Saturday, 12 March 2022

Tom Bartlett On What Identifying Clauses Do

As I said Kieran

When the lexicogrammatical reactances identify the process in a clause as belonging to a specific process type but the reading this gives is in some way in conflict with the label we give the process type or the typical examples that label brings to mind, we have to question the ineffable meaning of that process type/grammatical construction, try and work out what relations it actually construes, not assign the example to a different category.

So - we have an identifying process - it is this by definition, because we define it according to its grammatical potential - the question is what identifying clauses do. And it seems that they don't always identify. So a bad label and a bad explanation. Let's move on. Let's try a bit of coextension. And if you don't like that, that's no problem - let's try and find a better way of explaining it. But, one way or another, there's a bunch of processes that have the same grammatical potential and, as functionalists, we assume that this means something in social semiotic terms. If not to identify, then something else. If not for coextension, then something else. All we know is that, whatever that something is, it gets that special something in a network of relations with all the other things that are not that something.

Blogger Comments:

[1] See note [5] in the earlier post Tom Bartlett On Identifying Processes.

[2] This is misleading, because it is untrue. What identifying clauses do is clearly stated by Halliday & Matthiessen (2014: 276):
In the ‘identifying’ mode, some thing has an identity assigned to it. What this means is that one entity is being used to identify another: ‘x is identified by a’, or ‘a serves to define the identity of x’. Structurally we label the x-element, that which is to be identified, as the Identified, and the a-element, that which serves as identity, as the Identifier.

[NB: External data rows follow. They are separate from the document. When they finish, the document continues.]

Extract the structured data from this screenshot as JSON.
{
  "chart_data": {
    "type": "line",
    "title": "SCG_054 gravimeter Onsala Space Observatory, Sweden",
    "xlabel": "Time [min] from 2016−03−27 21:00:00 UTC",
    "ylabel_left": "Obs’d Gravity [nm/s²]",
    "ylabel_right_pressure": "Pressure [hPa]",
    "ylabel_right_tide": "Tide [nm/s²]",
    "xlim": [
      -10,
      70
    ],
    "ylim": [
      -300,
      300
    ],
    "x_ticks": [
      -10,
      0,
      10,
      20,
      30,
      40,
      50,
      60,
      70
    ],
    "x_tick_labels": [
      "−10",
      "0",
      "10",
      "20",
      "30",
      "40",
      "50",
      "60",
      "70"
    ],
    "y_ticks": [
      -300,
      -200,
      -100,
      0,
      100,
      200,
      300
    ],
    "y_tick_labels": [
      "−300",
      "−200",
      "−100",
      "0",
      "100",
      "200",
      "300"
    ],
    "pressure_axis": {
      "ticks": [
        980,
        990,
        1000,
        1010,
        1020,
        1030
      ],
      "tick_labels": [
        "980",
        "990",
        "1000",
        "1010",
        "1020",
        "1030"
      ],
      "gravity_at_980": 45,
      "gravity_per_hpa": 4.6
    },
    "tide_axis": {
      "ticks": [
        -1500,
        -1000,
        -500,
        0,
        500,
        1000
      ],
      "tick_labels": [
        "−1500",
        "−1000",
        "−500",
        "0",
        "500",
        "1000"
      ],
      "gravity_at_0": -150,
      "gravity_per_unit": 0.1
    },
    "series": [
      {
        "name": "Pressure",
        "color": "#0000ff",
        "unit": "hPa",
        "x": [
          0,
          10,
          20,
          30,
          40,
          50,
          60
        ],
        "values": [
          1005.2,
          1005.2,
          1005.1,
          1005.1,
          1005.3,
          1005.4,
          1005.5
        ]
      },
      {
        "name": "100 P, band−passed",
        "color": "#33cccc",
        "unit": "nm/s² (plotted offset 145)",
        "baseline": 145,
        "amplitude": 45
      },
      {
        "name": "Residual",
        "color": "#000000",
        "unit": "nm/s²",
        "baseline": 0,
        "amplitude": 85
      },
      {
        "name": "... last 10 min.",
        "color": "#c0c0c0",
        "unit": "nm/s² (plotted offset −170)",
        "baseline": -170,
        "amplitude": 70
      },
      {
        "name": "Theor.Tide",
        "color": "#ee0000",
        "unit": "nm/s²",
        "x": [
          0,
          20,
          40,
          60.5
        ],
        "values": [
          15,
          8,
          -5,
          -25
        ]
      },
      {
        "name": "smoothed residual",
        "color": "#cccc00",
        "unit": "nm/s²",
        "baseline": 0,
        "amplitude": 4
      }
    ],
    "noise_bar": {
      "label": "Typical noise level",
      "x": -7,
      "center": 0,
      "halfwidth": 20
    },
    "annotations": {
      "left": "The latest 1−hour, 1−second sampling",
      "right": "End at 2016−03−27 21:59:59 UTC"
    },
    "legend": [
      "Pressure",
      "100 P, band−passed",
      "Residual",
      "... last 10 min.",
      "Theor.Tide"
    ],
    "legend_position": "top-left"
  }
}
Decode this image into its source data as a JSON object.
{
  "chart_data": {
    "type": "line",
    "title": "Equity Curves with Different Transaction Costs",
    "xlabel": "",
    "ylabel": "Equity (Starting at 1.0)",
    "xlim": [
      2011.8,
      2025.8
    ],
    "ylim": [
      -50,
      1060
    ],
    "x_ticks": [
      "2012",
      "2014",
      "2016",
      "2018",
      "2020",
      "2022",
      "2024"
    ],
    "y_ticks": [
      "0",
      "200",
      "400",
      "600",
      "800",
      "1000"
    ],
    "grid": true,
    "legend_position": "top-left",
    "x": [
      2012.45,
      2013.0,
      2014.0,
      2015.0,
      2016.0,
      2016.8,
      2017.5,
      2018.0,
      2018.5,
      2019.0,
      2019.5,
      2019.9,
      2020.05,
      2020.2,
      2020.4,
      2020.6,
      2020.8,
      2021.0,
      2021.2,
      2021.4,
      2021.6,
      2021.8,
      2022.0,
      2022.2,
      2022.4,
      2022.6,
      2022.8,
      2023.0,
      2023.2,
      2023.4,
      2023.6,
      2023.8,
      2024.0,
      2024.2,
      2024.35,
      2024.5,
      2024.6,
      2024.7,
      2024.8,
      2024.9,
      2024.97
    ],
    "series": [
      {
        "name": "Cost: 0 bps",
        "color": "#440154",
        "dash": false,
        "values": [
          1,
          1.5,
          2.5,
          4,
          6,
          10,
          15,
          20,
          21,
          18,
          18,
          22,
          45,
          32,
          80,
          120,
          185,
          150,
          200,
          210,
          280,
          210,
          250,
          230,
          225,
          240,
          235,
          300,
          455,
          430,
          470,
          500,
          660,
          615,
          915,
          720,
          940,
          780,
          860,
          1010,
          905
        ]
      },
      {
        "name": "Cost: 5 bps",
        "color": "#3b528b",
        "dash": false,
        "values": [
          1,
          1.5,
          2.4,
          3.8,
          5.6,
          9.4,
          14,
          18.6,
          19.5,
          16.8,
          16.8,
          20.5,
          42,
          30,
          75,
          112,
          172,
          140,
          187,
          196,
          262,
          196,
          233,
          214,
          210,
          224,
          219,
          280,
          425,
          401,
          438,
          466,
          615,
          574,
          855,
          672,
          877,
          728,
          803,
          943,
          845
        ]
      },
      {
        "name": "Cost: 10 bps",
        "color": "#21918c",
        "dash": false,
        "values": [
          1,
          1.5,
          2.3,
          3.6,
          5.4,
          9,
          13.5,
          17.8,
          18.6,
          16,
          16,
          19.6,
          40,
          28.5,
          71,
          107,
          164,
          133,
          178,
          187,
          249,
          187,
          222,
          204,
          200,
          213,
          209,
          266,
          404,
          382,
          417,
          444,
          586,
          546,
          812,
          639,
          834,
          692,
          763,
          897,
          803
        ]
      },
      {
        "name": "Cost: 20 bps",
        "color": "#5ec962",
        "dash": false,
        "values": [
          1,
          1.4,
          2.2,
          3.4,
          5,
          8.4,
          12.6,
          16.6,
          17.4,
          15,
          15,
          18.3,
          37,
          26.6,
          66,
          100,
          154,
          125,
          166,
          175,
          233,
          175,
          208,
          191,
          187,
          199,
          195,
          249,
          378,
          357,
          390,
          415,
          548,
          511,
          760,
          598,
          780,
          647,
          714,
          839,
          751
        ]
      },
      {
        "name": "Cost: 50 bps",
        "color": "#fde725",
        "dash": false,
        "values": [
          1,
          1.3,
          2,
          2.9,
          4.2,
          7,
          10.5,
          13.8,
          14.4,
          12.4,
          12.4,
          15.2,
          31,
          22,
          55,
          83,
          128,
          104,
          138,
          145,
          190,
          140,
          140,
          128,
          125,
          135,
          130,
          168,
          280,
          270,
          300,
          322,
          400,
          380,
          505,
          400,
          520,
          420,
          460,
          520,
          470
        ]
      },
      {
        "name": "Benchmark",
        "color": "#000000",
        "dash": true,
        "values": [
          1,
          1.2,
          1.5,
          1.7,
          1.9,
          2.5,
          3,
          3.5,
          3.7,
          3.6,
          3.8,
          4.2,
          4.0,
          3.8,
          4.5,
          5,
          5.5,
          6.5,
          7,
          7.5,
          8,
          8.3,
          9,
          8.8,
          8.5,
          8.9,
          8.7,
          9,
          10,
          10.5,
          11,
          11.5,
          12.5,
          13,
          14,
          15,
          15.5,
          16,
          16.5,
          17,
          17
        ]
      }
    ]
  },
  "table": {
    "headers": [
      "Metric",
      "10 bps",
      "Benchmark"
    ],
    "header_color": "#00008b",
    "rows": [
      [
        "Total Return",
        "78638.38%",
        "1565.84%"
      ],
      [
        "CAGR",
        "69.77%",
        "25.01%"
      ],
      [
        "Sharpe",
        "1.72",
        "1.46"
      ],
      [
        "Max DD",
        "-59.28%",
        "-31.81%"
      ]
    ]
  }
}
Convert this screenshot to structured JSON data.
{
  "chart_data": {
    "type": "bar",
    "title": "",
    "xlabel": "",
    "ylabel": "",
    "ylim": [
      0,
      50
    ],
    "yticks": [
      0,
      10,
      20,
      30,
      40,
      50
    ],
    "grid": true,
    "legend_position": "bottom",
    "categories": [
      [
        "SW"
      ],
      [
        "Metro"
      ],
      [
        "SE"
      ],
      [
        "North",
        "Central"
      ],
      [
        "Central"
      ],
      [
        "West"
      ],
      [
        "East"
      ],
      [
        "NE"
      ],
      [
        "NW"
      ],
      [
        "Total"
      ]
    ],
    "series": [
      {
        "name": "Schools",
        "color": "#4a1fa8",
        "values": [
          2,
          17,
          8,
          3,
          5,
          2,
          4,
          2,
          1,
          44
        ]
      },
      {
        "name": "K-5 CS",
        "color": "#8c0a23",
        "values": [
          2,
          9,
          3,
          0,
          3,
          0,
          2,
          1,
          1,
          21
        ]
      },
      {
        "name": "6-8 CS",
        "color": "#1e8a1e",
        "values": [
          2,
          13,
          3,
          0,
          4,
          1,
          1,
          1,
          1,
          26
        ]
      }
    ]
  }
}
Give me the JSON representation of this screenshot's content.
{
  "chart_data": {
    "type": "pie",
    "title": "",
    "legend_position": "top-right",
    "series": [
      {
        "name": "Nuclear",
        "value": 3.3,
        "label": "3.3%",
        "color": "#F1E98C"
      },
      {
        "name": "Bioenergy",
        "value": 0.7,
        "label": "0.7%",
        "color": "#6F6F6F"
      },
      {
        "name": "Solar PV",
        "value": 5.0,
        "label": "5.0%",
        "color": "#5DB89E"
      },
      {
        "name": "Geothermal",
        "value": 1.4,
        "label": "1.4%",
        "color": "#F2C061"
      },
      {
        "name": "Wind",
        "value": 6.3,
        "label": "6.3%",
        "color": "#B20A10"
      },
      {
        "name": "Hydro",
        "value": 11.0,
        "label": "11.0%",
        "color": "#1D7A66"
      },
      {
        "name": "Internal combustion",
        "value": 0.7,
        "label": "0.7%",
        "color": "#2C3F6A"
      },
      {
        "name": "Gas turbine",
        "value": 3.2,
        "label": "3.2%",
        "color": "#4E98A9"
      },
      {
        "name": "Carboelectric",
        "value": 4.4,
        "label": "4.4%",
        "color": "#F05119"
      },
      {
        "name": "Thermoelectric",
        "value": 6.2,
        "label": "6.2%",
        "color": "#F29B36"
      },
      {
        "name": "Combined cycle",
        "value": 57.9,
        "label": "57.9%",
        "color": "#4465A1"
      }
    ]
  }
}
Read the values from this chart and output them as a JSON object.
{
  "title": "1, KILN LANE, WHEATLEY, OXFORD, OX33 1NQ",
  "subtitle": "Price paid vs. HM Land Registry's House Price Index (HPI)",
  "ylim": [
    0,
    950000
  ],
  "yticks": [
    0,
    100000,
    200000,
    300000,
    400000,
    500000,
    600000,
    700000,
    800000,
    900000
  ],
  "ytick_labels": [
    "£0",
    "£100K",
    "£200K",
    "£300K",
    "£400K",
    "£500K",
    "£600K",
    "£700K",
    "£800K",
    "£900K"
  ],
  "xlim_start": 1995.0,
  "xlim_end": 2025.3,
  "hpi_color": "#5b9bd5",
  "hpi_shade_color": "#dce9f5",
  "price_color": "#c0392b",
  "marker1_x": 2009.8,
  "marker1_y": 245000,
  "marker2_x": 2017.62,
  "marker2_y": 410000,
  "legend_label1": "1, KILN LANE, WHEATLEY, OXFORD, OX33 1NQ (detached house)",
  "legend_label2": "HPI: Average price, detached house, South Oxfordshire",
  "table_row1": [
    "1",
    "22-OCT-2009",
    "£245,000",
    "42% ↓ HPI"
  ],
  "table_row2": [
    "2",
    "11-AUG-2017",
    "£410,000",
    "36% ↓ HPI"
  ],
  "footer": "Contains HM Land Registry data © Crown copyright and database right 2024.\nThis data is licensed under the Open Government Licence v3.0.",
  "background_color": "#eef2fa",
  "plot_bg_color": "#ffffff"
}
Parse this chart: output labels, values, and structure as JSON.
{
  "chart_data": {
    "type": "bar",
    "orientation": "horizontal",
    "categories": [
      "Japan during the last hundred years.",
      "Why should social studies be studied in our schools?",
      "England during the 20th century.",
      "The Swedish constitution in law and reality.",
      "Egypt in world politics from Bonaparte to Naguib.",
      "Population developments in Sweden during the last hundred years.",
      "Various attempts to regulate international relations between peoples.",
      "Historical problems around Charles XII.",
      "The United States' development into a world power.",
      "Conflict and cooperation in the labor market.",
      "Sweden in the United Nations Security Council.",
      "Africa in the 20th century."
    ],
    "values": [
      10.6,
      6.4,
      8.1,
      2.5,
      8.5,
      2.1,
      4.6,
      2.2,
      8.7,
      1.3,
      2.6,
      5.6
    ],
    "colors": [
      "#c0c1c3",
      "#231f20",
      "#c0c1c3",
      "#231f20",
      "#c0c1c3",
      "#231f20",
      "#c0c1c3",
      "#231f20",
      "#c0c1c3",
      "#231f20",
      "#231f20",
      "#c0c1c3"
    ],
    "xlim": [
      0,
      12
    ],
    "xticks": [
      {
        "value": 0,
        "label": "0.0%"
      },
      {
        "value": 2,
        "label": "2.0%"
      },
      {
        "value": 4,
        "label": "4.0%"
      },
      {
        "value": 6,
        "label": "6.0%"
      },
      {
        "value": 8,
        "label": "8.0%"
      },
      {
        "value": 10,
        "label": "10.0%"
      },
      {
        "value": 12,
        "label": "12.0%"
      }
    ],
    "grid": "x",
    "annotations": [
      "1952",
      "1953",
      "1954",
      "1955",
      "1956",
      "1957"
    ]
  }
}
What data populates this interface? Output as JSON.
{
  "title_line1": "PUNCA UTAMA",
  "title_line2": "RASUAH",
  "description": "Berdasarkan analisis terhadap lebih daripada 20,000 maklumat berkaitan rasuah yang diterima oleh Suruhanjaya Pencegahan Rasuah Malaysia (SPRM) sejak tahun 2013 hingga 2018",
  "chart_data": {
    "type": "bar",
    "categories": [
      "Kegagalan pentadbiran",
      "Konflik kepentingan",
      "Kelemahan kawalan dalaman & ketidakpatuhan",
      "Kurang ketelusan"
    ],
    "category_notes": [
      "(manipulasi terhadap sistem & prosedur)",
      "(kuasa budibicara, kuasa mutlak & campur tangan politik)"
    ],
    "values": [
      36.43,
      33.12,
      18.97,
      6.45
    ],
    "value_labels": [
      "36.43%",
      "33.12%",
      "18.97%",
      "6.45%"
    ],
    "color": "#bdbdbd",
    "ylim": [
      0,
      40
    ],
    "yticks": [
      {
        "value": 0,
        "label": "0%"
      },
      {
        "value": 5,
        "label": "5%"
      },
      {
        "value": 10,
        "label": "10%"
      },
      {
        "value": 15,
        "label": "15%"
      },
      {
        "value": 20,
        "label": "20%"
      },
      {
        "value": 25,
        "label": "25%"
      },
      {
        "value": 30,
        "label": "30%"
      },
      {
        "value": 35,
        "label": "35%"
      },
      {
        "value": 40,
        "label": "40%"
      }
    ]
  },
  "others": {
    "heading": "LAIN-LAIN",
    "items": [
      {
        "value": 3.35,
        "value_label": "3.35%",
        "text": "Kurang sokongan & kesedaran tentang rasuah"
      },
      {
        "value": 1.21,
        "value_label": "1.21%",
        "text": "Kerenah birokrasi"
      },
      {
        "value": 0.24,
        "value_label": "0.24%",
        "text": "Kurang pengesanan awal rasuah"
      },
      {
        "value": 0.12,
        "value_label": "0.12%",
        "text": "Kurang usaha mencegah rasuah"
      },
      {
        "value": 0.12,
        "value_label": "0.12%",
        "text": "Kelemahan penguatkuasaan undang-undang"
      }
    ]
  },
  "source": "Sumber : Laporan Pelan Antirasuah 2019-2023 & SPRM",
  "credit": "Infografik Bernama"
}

So, 'identifying' is not "a bad label" or "a bad explanation"; it is merely not understood by Bartlett. But this is, perhaps, understandable, since Bartlett's preferred model, the Cardiff Grammar, does not distinguish between identifying and attributive clauses. See note [6] in the earlier post Tom Bartlett On Identifying Processes.

However, in terms of the political games played out in the SFL community, in negatively appreciating an aspect of Halliday's theory, Bartlett is merely emulating his role model. See, for example:

Robin Fawcett Negatively Appreciating Halliday And Matthiessen (2004)
Robin Fawcett Negatively Judging And Negatively Appreciating Halliday And Matthiessen (1999)

[3] See note [2] in the earlier post Tom Bartlett On Identifying Processes.

[4] To be clear, "a better way of explaining it" is waiting to be read and understood by Bartlett in Halliday & Matthiessen (2014: 276).